Ah, the opposite of Quinntricia. Quinn made it clear the Lions weren’t looking for a quarterback, so they received no trade nibbles for the No. 3 pick. Holmes made it abundantly clear the Lions are always looking.
You can’t judge each new move in a vacuum. For instance, the Lions must massively overhaul their defense, and probably will bring in eight or nine new starters. That doesn’t mean they have to commit their first pick to defense at the expense of missing out on an elite offensive player.
Perhaps they can convince Okwara, 25, to stay. He’s just now emerging as a pass-rusher, and maybe he commits long term with a new coaching staff. Also, his brother, Julian, is on the roster.
There are so many intriguing decisions ahead for all four Detroit pro teams, who keep subtracting to make room to add. There’s an especially interesting parallel between the Lions and Pistons. Not historically, of course. The Pistons have won championships during most of our lifetimes, three in fact.

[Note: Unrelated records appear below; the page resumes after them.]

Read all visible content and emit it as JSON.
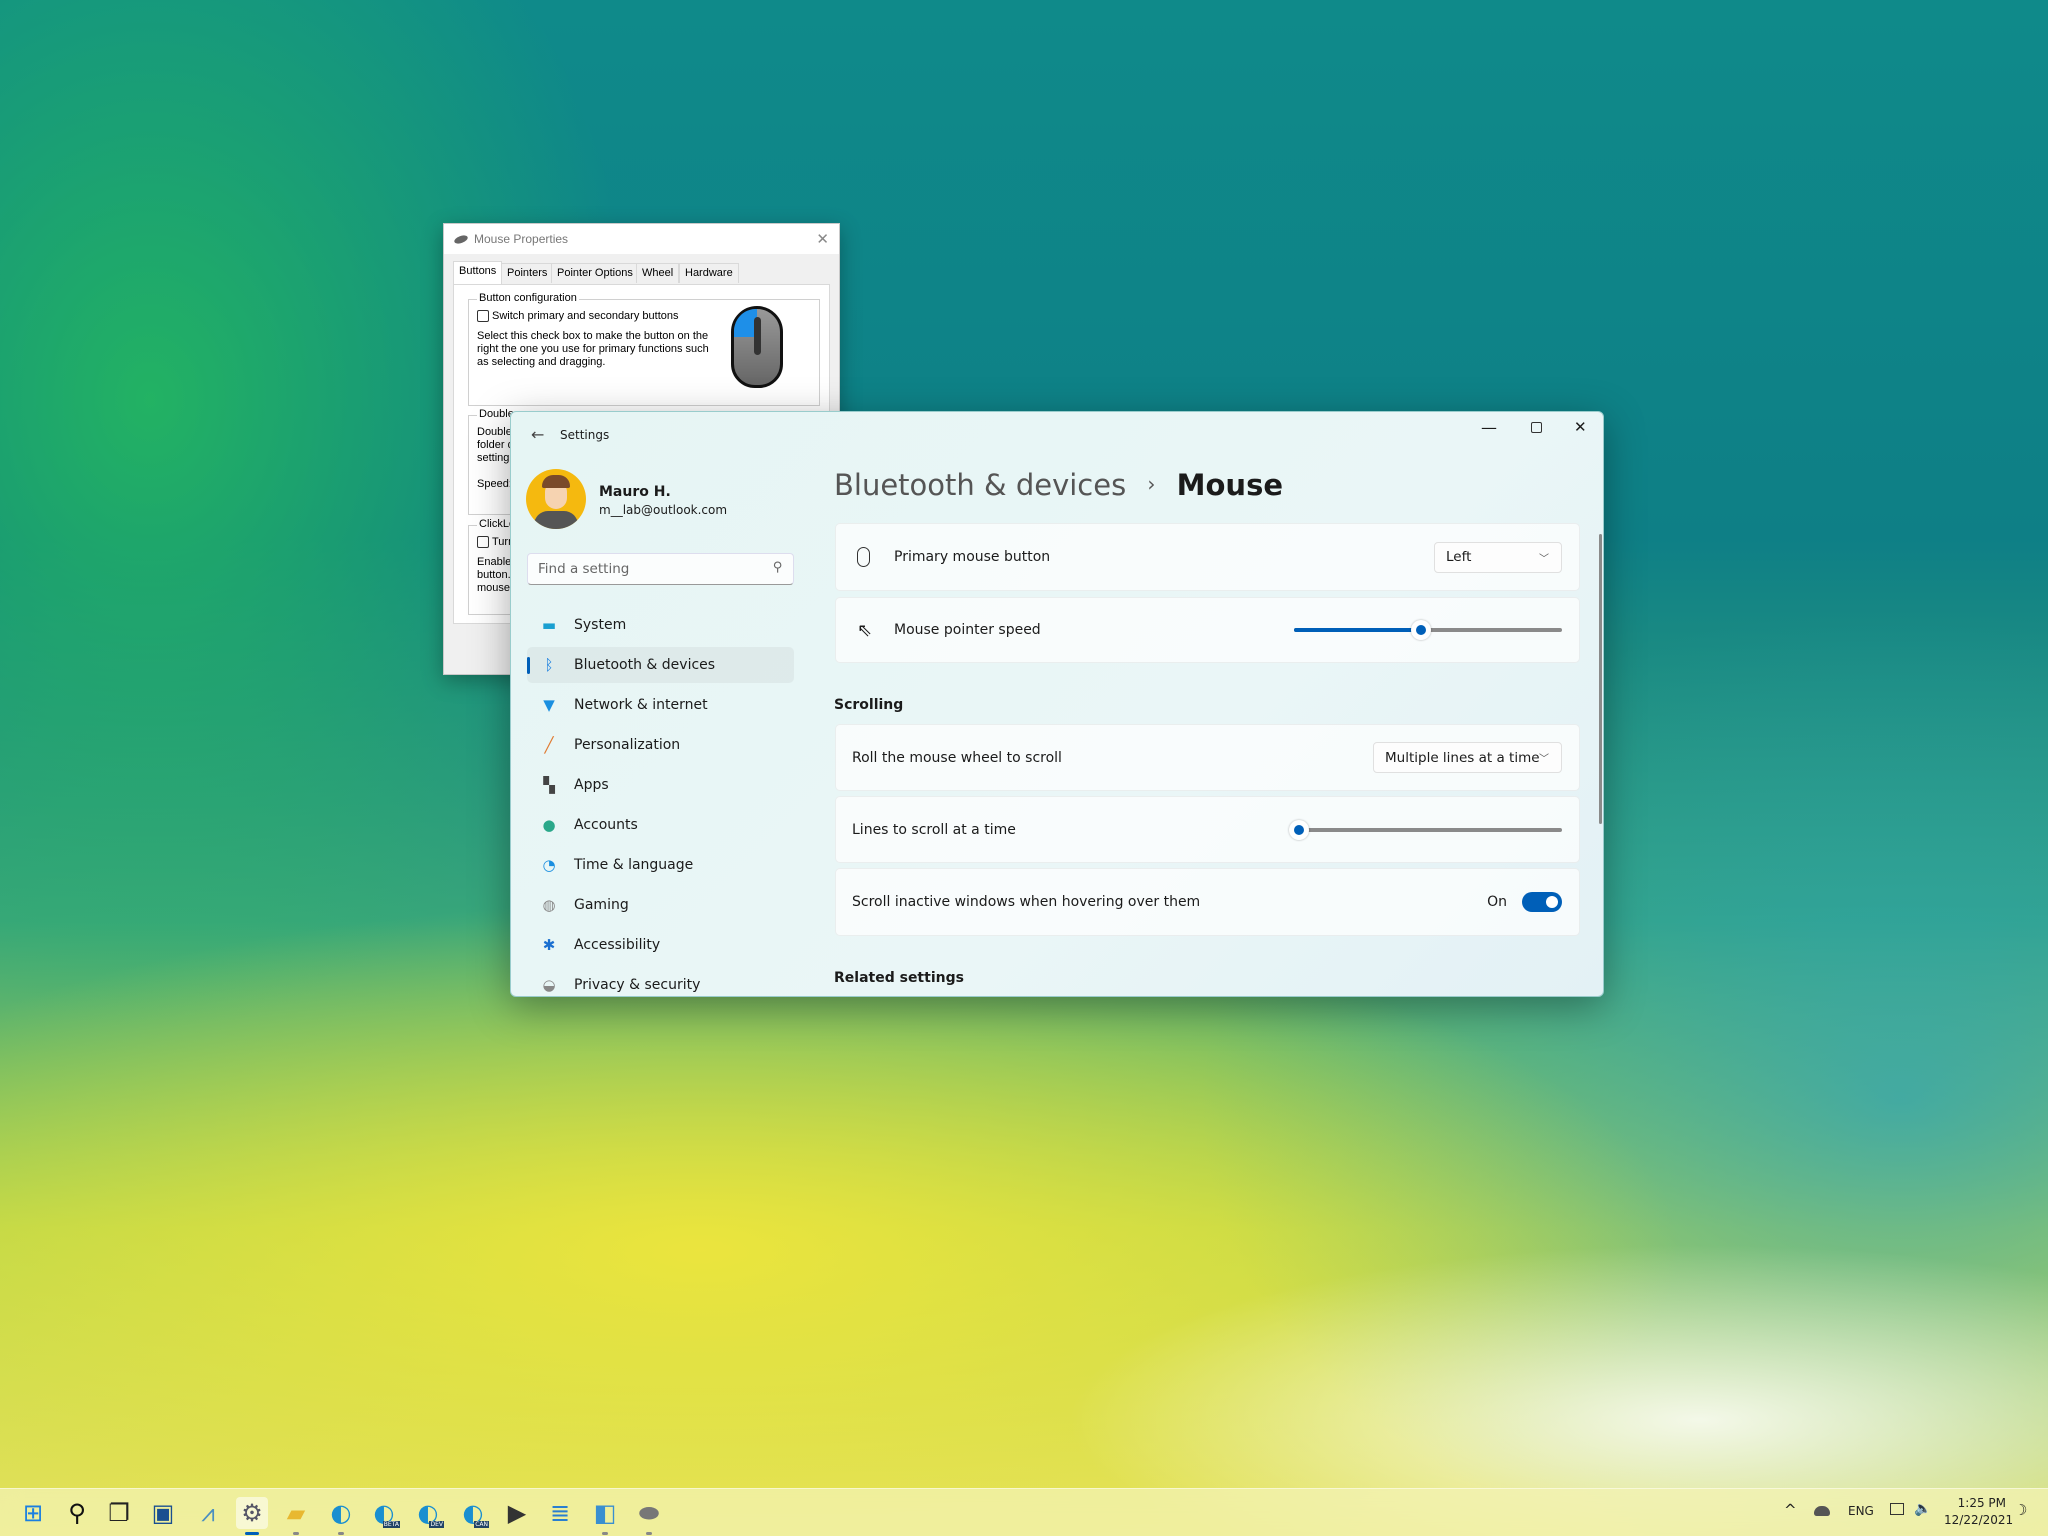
{
  "mouse_properties": {
    "title": "Mouse Properties",
    "tabs": [
      "Buttons",
      "Pointers",
      "Pointer Options",
      "Wheel",
      "Hardware"
    ],
    "active_tab": "Buttons",
    "button_config": {
      "legend": "Button configuration",
      "checkbox_label": "Switch primary and secondary buttons",
      "checked": false,
      "description": "Select this check box to make the button on the right the one you use for primary functions such as selecting and dragging."
    },
    "double_click": {
      "legend": "Double-",
      "text": "Double-\nfolder d\nsetting.",
      "speed_label": "Speed:"
    },
    "clicklock": {
      "legend": "ClickLoc",
      "checkbox_label": "Turn",
      "text": "Enables\nbutton.\nmouse b"
    }
  },
  "settings": {
    "title": "Settings",
    "user": {
      "name": "Mauro H.",
      "email": "m__lab@outlook.com"
    },
    "search_placeholder": "Find a setting",
    "nav": [
      {
        "label": "System",
        "icon": "system-icon"
      },
      {
        "label": "Bluetooth & devices",
        "icon": "bluetooth-icon",
        "selected": true
      },
      {
        "label": "Network & internet",
        "icon": "wifi-icon"
      },
      {
        "label": "Personalization",
        "icon": "brush-icon"
      },
      {
        "label": "Apps",
        "icon": "apps-icon"
      },
      {
        "label": "Accounts",
        "icon": "person-icon"
      },
      {
        "label": "Time & language",
        "icon": "clock-globe-icon"
      },
      {
        "label": "Gaming",
        "icon": "gamepad-icon"
      },
      {
        "label": "Accessibility",
        "icon": "accessibility-icon"
      },
      {
        "label": "Privacy & security",
        "icon": "shield-icon"
      }
    ],
    "breadcrumb": {
      "parent": "Bluetooth & devices",
      "separator": "›",
      "current": "Mouse"
    },
    "primary_button": {
      "label": "Primary mouse button",
      "value": "Left"
    },
    "pointer_speed": {
      "label": "Mouse pointer speed",
      "value": 10,
      "min": 1,
      "max": 20
    },
    "scrolling_header": "Scrolling",
    "roll_wheel": {
      "label": "Roll the mouse wheel to scroll",
      "value": "Multiple lines at a time"
    },
    "lines_to_scroll": {
      "label": "Lines to scroll at a time",
      "value": 3,
      "min": 1,
      "max": 100
    },
    "scroll_inactive": {
      "label": "Scroll inactive windows when hovering over them",
      "state": "On",
      "on": true
    },
    "related_header": "Related settings",
    "accent": "#005fb8"
  },
  "taskbar": {
    "icons": [
      "start-icon",
      "search-icon",
      "task-view-icon",
      "store-icon",
      "performance-monitor-icon",
      "settings-icon",
      "file-explorer-icon",
      "edge-icon",
      "edge-beta-icon",
      "edge-dev-icon",
      "edge-canary-icon",
      "terminal-icon",
      "notepad-icon",
      "control-panel-icon",
      "mouse-icon"
    ],
    "badges": {
      "edge-beta-icon": "BETA",
      "edge-dev-icon": "DEV",
      "edge-canary-icon": "CAN"
    },
    "tray": {
      "language": "ENG",
      "time": "1:25 PM",
      "date": "12/22/2021"
    }
  }
}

Both have fresh, young GMs that came from winning organizations, charged with the task of establishing or restoring a culture. Troy Weaver has dispatched veterans Griffin and Derrick Rose and could move more at the March 25 trade deadline.
Weaver has been impressively proactive in turning over the Pistons roster, and when he met with the media Tuesday, he didn’t promise more fireworks, yet. His fine rookie class is part of the foundation, as is Jerami Grant, an absolute steal of a signing.

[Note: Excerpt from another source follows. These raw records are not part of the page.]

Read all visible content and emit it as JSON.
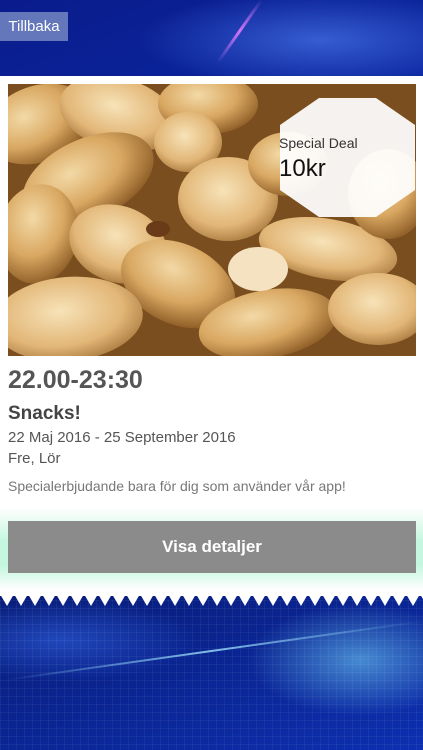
{
  "nav": {
    "back_label": "Tillbaka"
  },
  "offer": {
    "image": "salted-peanuts-photo",
    "badge": {
      "label": "Special Deal",
      "price": "10kr"
    },
    "time": "22.00-23:30",
    "title": "Snacks!",
    "date_range": "22 Maj 2016 - 25 September 2016",
    "days": "Fre, Lör",
    "description": "Specialerbjudande bara för dig som använder vår app!",
    "details_label": "Visa detaljer"
  },
  "colors": {
    "background": "#0b2aa8",
    "card": "#ffffff",
    "button": "#8b8b8b",
    "button_glow": "#bef5dc"
  }
}
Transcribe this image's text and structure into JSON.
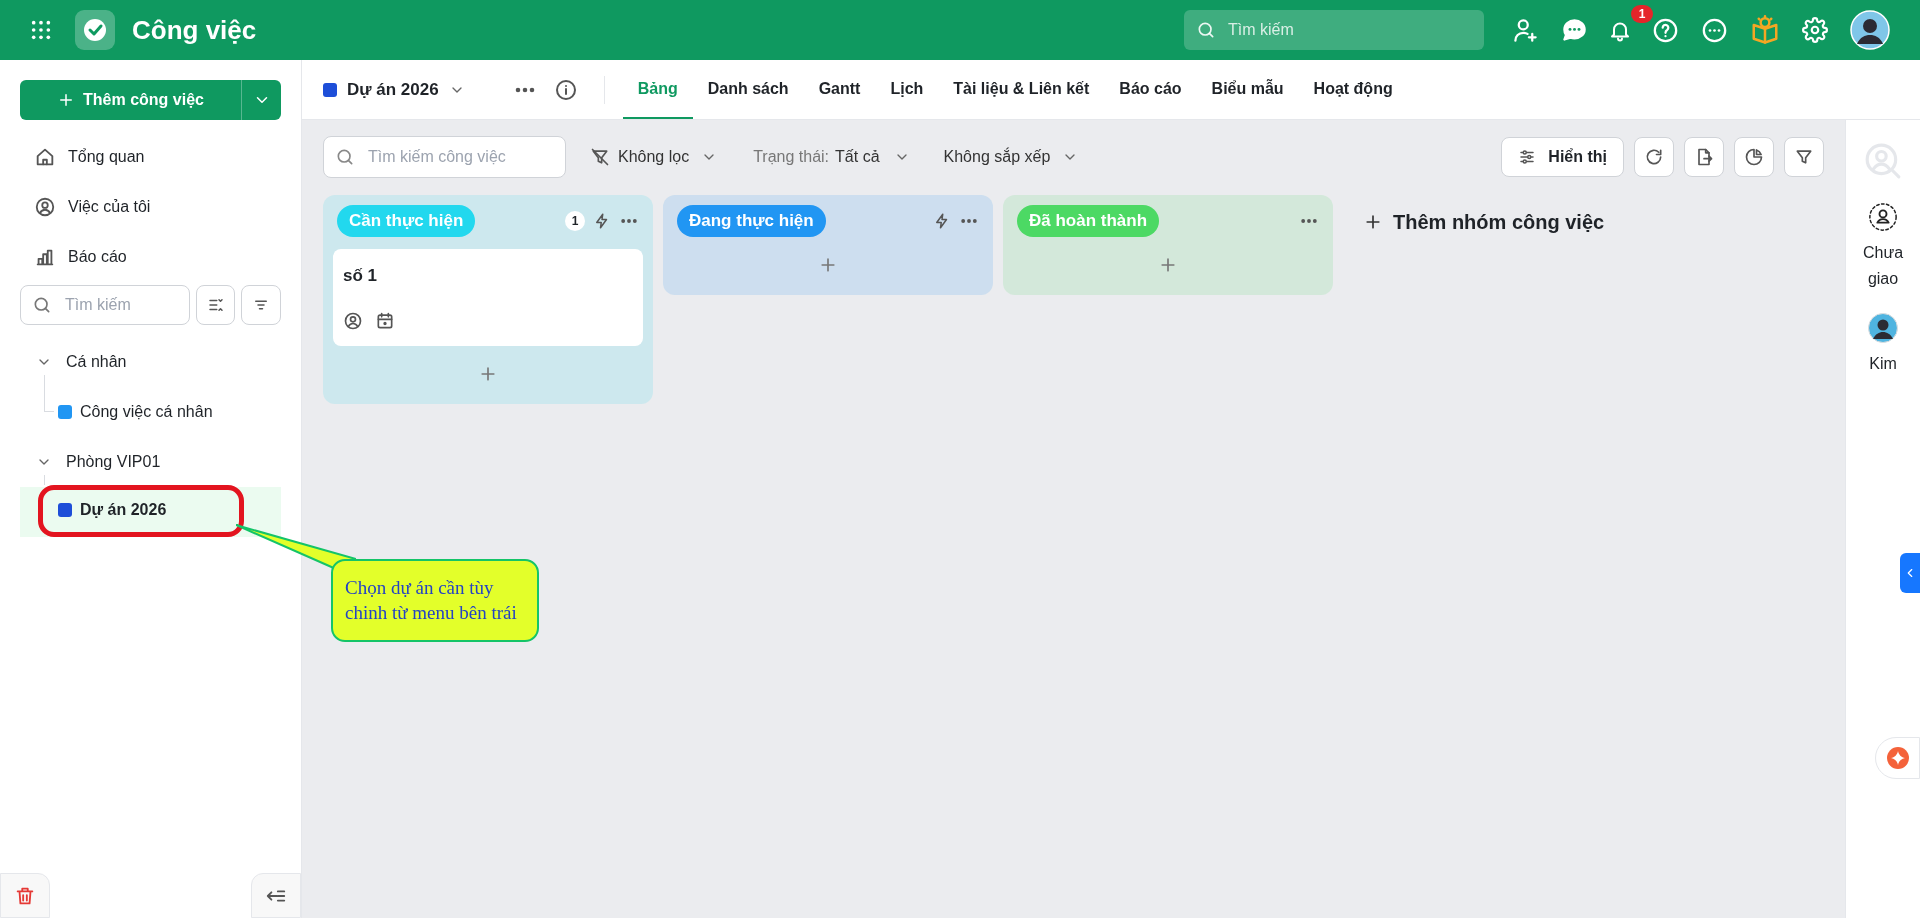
{
  "app": {
    "title": "Công việc"
  },
  "header": {
    "search": {
      "placeholder": "Tìm kiếm"
    },
    "notification_count": "1"
  },
  "sidebar": {
    "add_button": "Thêm công việc",
    "nav": [
      {
        "kind": "home",
        "label": "Tổng quan"
      },
      {
        "kind": "user",
        "label": "Việc của tôi"
      },
      {
        "kind": "chart",
        "label": "Báo cáo"
      }
    ],
    "search": {
      "placeholder": "Tìm kiếm"
    },
    "tree": [
      {
        "label": "Cá nhân",
        "expanded": true,
        "children": [
          {
            "label": "Công việc cá nhân",
            "color": "#2196f3",
            "selected": false
          }
        ]
      },
      {
        "label": "Phòng VIP01",
        "expanded": true,
        "children": [
          {
            "label": "Dự án 2026",
            "color": "#1d4ed8",
            "selected": true
          }
        ]
      }
    ]
  },
  "project": {
    "name": "Dự án 2026",
    "color": "#1d4ed8"
  },
  "tabs": [
    {
      "label": "Bảng",
      "selected": true
    },
    {
      "label": "Danh sách",
      "selected": false
    },
    {
      "label": "Gantt",
      "selected": false
    },
    {
      "label": "Lịch",
      "selected": false
    },
    {
      "label": "Tài liệu & Liên kết",
      "selected": false
    },
    {
      "label": "Báo cáo",
      "selected": false
    },
    {
      "label": "Biểu mẫu",
      "selected": false
    },
    {
      "label": "Hoạt động",
      "selected": false
    }
  ],
  "toolbar": {
    "search": {
      "placeholder": "Tìm kiếm công việc"
    },
    "filter": "Không lọc",
    "status_label": "Trạng thái:",
    "status_value": "Tất cả",
    "sort": "Không sắp xếp",
    "display_button": "Hiển thị"
  },
  "columns": [
    {
      "title": "Cần thực hiện",
      "color": "#22d8ee",
      "count": "1",
      "automation": true,
      "cards": [
        {
          "title": "số 1"
        }
      ]
    },
    {
      "title": "Đang thực hiện",
      "color": "#2196f3",
      "automation": true
    },
    {
      "title": "Đã hoàn thành",
      "color": "#4cd964",
      "automation": false
    }
  ],
  "add_group": "Thêm nhóm công việc",
  "assignees": [
    {
      "kind": "unassigned",
      "label": "Chưa giao"
    },
    {
      "kind": "user",
      "label": "Kim"
    }
  ],
  "callout": {
    "text": "Chọn dự án cần tùy chinh từ menu bên trái"
  }
}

Weaver, like Holmes, isn’t tied to the past here, isn’t hampered by mandates or sentimentality. I asked him if there were any untouchables on his team and he answered as Holmes likely would answer (although Grant, 27, might be as close as you can get).
“Untouchables? No,” Weaver said. “I learned never say never, but there are some guys that are here to stay. … If I say this guy in untouchable, and somebody calls me and offers four first-round picks, OK, not untouchable.”
Few, if any, untouchables remain around here, certainly not on the Lions. That’s too bad, and if Golladay flourishes elsewhere, it’ll be painful for some. The theory in all rebuilds is, the pain will produce gain. The growing hope is, those in charge are shrewder and more committed than their predecessors.